1. Appeals Based on New Evidence Must Be Received Within One Week of the Decision of the Investigative Team

Harvard appears to have learned nothing from the case of Caleb Warner in promulgating this provision. In brief, Warner was suspended from the University of North Dakota and banned from campus in February 2010 for allegedly committing sexual assault. In May 2010, however, the local police issued an arrest warrant for Warner's accuser on the basis that she filed a false criminal complaint against him concerning the exact same sexual assault allegation. Despite that astounding fact, UND refused for over a year to reopen the facts of Warner's case. It wasn't until the case received national media attention that UND ultimately reversed Warner's penalty.

In justifying the school's refusal to reexamine the facts, UND's Vice President for Student Affairs pointed out that under the school's student code, all appeals had to occur within five class days of the sanction. Harvard's policy, like UND's, would prohibit an accused student from having his or her case reopened more than one week after a sanction was imposed. There are no exceptions to this time limit, even if an accuser is subsequently criminally charged with filing a false rape complaint with the police concerning the exact same allegation. As seen in Warner's case, such a result is a travesty of justice.
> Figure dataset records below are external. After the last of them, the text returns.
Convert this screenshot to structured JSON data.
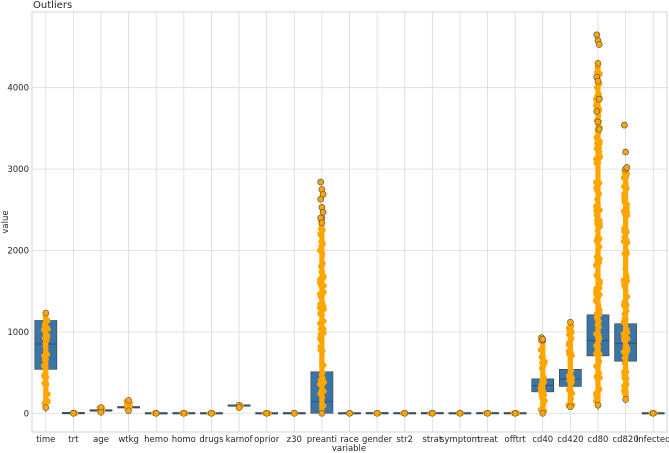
{
  "chart_data": {
    "type": "box",
    "title": "Outliers",
    "xlabel": "variable",
    "ylabel": "value",
    "ylim": [
      -230,
      4930
    ],
    "yticks": [
      0,
      1000,
      2000,
      3000,
      4000
    ],
    "grid": true,
    "colors": {
      "box": "#3a75a6",
      "points": "#ffa500",
      "point_edge": "#555555",
      "grid": "#d9d9d9",
      "median": "#2a4f70"
    },
    "categories": [
      "time",
      "trt",
      "age",
      "wtkg",
      "hemo",
      "homo",
      "drugs",
      "karnof",
      "oprior",
      "z30",
      "preanti",
      "race",
      "gender",
      "str2",
      "strat",
      "symptom",
      "treat",
      "offtrt",
      "cd40",
      "cd420",
      "cd80",
      "cd820",
      "infected"
    ],
    "boxes": [
      {
        "q1": 540,
        "median": 850,
        "q3": 1140,
        "wmin": 14,
        "wmax": 1231,
        "pts_lo": 70,
        "pts_hi": 1231
      },
      {
        "q1": 1,
        "median": 2,
        "q3": 3,
        "wmin": 0,
        "wmax": 3,
        "pts_lo": 0,
        "pts_hi": 3
      },
      {
        "q1": 29,
        "median": 34,
        "q3": 40,
        "wmin": 12,
        "wmax": 70,
        "pts_lo": 12,
        "pts_hi": 70
      },
      {
        "q1": 66,
        "median": 74,
        "q3": 82,
        "wmin": 31,
        "wmax": 159,
        "pts_lo": 31,
        "pts_hi": 159
      },
      {
        "q1": 0,
        "median": 0,
        "q3": 0,
        "wmin": 0,
        "wmax": 1,
        "pts_lo": 0,
        "pts_hi": 1
      },
      {
        "q1": 0,
        "median": 1,
        "q3": 1,
        "wmin": 0,
        "wmax": 1,
        "pts_lo": 0,
        "pts_hi": 1
      },
      {
        "q1": 0,
        "median": 0,
        "q3": 0,
        "wmin": 0,
        "wmax": 1,
        "pts_lo": 0,
        "pts_hi": 1
      },
      {
        "q1": 90,
        "median": 100,
        "q3": 100,
        "wmin": 70,
        "wmax": 100,
        "pts_lo": 70,
        "pts_hi": 100
      },
      {
        "q1": 0,
        "median": 0,
        "q3": 0,
        "wmin": 0,
        "wmax": 1,
        "pts_lo": 0,
        "pts_hi": 1
      },
      {
        "q1": 0,
        "median": 1,
        "q3": 1,
        "wmin": 0,
        "wmax": 1,
        "pts_lo": 0,
        "pts_hi": 1
      },
      {
        "q1": 0,
        "median": 142,
        "q3": 510,
        "wmin": 0,
        "wmax": 1270,
        "pts_lo": 0,
        "pts_hi": 2400
      },
      {
        "q1": 0,
        "median": 0,
        "q3": 0,
        "wmin": 0,
        "wmax": 1,
        "pts_lo": 0,
        "pts_hi": 1
      },
      {
        "q1": 1,
        "median": 1,
        "q3": 1,
        "wmin": 0,
        "wmax": 1,
        "pts_lo": 0,
        "pts_hi": 1
      },
      {
        "q1": 0,
        "median": 1,
        "q3": 1,
        "wmin": 0,
        "wmax": 1,
        "pts_lo": 0,
        "pts_hi": 1
      },
      {
        "q1": 0,
        "median": 1,
        "q3": 2,
        "wmin": 0,
        "wmax": 2,
        "pts_lo": 0,
        "pts_hi": 2
      },
      {
        "q1": 0,
        "median": 0,
        "q3": 0,
        "wmin": 0,
        "wmax": 1,
        "pts_lo": 0,
        "pts_hi": 1
      },
      {
        "q1": 1,
        "median": 1,
        "q3": 1,
        "wmin": 0,
        "wmax": 1,
        "pts_lo": 0,
        "pts_hi": 1
      },
      {
        "q1": 0,
        "median": 0,
        "q3": 1,
        "wmin": 0,
        "wmax": 1,
        "pts_lo": 0,
        "pts_hi": 1
      },
      {
        "q1": 263,
        "median": 340,
        "q3": 423,
        "wmin": 0,
        "wmax": 661,
        "pts_lo": 0,
        "pts_hi": 900
      },
      {
        "q1": 330,
        "median": 420,
        "q3": 540,
        "wmin": 49,
        "wmax": 840,
        "pts_lo": 80,
        "pts_hi": 1119
      },
      {
        "q1": 705,
        "median": 892,
        "q3": 1210,
        "wmin": 40,
        "wmax": 2060,
        "pts_lo": 100,
        "pts_hi": 4300
      },
      {
        "q1": 640,
        "median": 860,
        "q3": 1100,
        "wmin": 124,
        "wmax": 1740,
        "pts_lo": 170,
        "pts_hi": 3000
      },
      {
        "q1": 0,
        "median": 0,
        "q3": 0,
        "wmin": 0,
        "wmax": 1,
        "pts_lo": 0,
        "pts_hi": 1
      }
    ],
    "outliers": {
      "preanti": [
        2840,
        2750,
        2690,
        2630,
        2530,
        2470,
        2400,
        2340
      ],
      "cd40": [
        930,
        910
      ],
      "cd80": [
        4650,
        4580,
        4530,
        4130,
        4080,
        3860,
        3710,
        3580,
        3490
      ],
      "cd820": [
        3540,
        3210,
        3020
      ]
    }
  }
}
2. Both Accused Students and Complainants Are Limited in Their Choice of "Personal Advisor," in Violation of Federal Law

Harvard's policy states that a "personal advisor" may accompany an accused student or a complainant to interviews with the Investigative Team, but forbids anyone from serving in that role who is not "an officer of the University who is affiliated with the School or unit in which the advisee is enrolled or employed." Harvard's policy is in flagrant violation of the Clery Act. The federal government recently finalized a notice-and-comment rule implementing the Violence Against Women Act that forbids a university from limiting the choice of advisor to someone within the university community. OCR put out a draft of this rule before Harvard implemented the new policy, and the draft contains the same advisor provision. The legislation on which the rule is based was also passed over a year earlier. Yet Harvard seems to have either ignored it or not cared.

3. Both Accused Students and Complainants Have to Write Statements In Their "Own Words"
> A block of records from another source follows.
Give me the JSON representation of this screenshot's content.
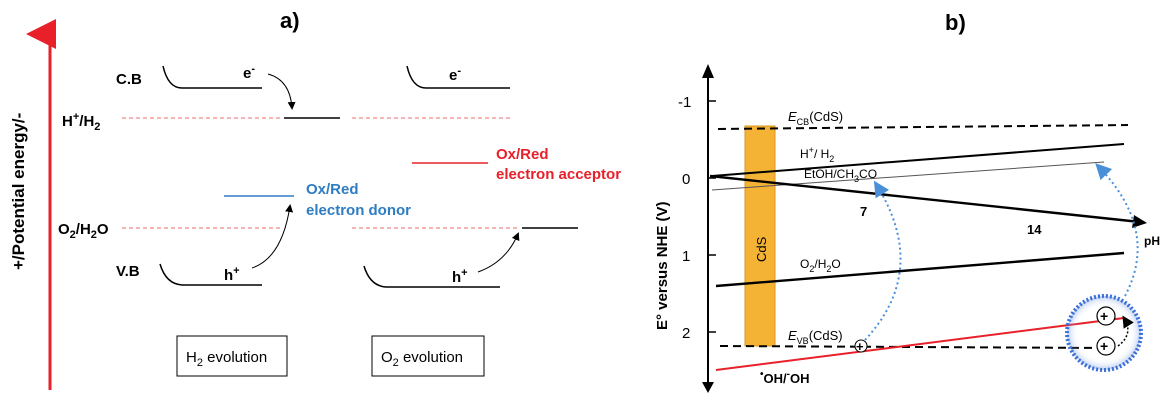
{
  "panel_a": {
    "label": "a)",
    "y_axis_label": "+/Potential energy/-",
    "cb_label": "C.B",
    "vb_label": "V.B",
    "h_level_label": "H",
    "h_level_sup": "+",
    "h_level_rest": "/H",
    "h_level_sub": "2",
    "o_level_label": "O",
    "o_level_sub": "2",
    "o_level_rest": "/H",
    "o_level_sub2": "2",
    "o_level_end": "O",
    "electron": "e",
    "electron_sup": "-",
    "hole": "h",
    "hole_sup": "+",
    "donor_line1": "Ox/Red",
    "donor_line2": "electron donor",
    "acceptor_line1": "Ox/Red",
    "acceptor_line2": "electron acceptor",
    "box_h2_main": "H",
    "box_h2_sub": "2",
    "box_h2_rest": " evolution",
    "box_o2_main": "O",
    "box_o2_sub": "2",
    "box_o2_rest": " evolution",
    "colors": {
      "axis": "#e8202a",
      "dashed": "#f08a8a",
      "donor": "#2e7cc2",
      "acceptor": "#e8202a"
    }
  },
  "panel_b": {
    "label": "b)",
    "y_axis_label": "E° versus NHE (V)",
    "y_ticks": [
      "-1",
      "0",
      "1",
      "2"
    ],
    "x_axis_label": "pH",
    "x_ticks": [
      "7",
      "14"
    ],
    "cds_label": "CdS",
    "ecb_label": "E",
    "ecb_sub": "CB",
    "ecb_rest": "(CdS)",
    "evb_label": "E",
    "evb_sub": "VB",
    "evb_rest": "(CdS)",
    "h2_line_label": "H",
    "h2_line_sup": "+",
    "h2_line_rest": "/ H",
    "h2_line_sub": "2",
    "etoh_label": "EtOH/CH",
    "etoh_sub": "3",
    "etoh_rest": "CO",
    "o2_label": "O",
    "o2_sub": "2",
    "o2_rest": "/H",
    "o2_sub2": "2",
    "o2_end": "O",
    "oh_label": "OH/",
    "oh_rest": "OH",
    "oh_sup": "-",
    "oh_dot": "•",
    "plus": "+",
    "colors": {
      "cds_bar": "#f5b335",
      "cds_bar_edge": "#d9961c",
      "oh_line": "#e8202a",
      "arrow": "#4a90d9",
      "circle": "#3a6fd8"
    }
  }
}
While Harvard's policy advises accused students to "seek legal counsel before making any written or oral statements" when they are facing the possibility of criminal charges, it simultaneously requires students to write all statements in their own words. This requirement is either totally unenforceable, or it threatens to destroy a student's attorney-client privilege: If an accused student (or a complainant) consults with an attorney, per Harvard's advice, and is then charged with having had the attorney ghost write his or her statement, how is s/he supposed to defend him/herself without discussing the specifics of conversations with counsel and thereby waiving privilege? How much input can the attorney provide to a student without crossing the line into having changed the "words" of the statement?
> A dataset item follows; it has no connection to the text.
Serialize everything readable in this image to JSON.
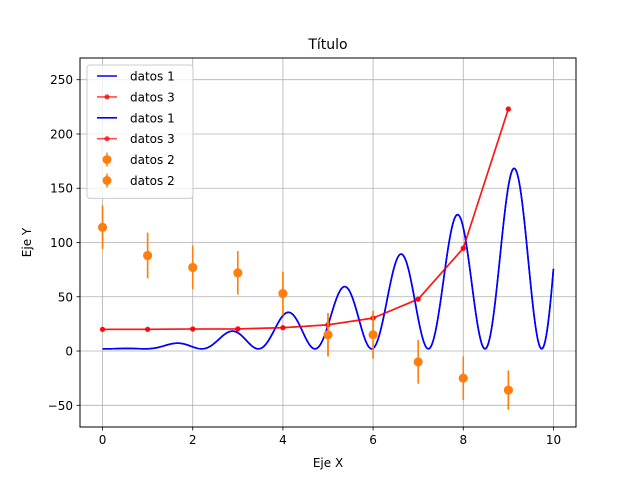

These three problems, and other serious issues that commentators have identified, threaten to cause miscarriages of justice as Harvard adjudicates sexual harassment allegations. For the good of all its students, the university must scrap its current policy and start over. This time, it would behoove Harvard administrators to include meaningful protections for accused students and consult in advance with those who might identify due process problems before the policy goes live.

Full disclosure: I am a graduate of Harvard Law School.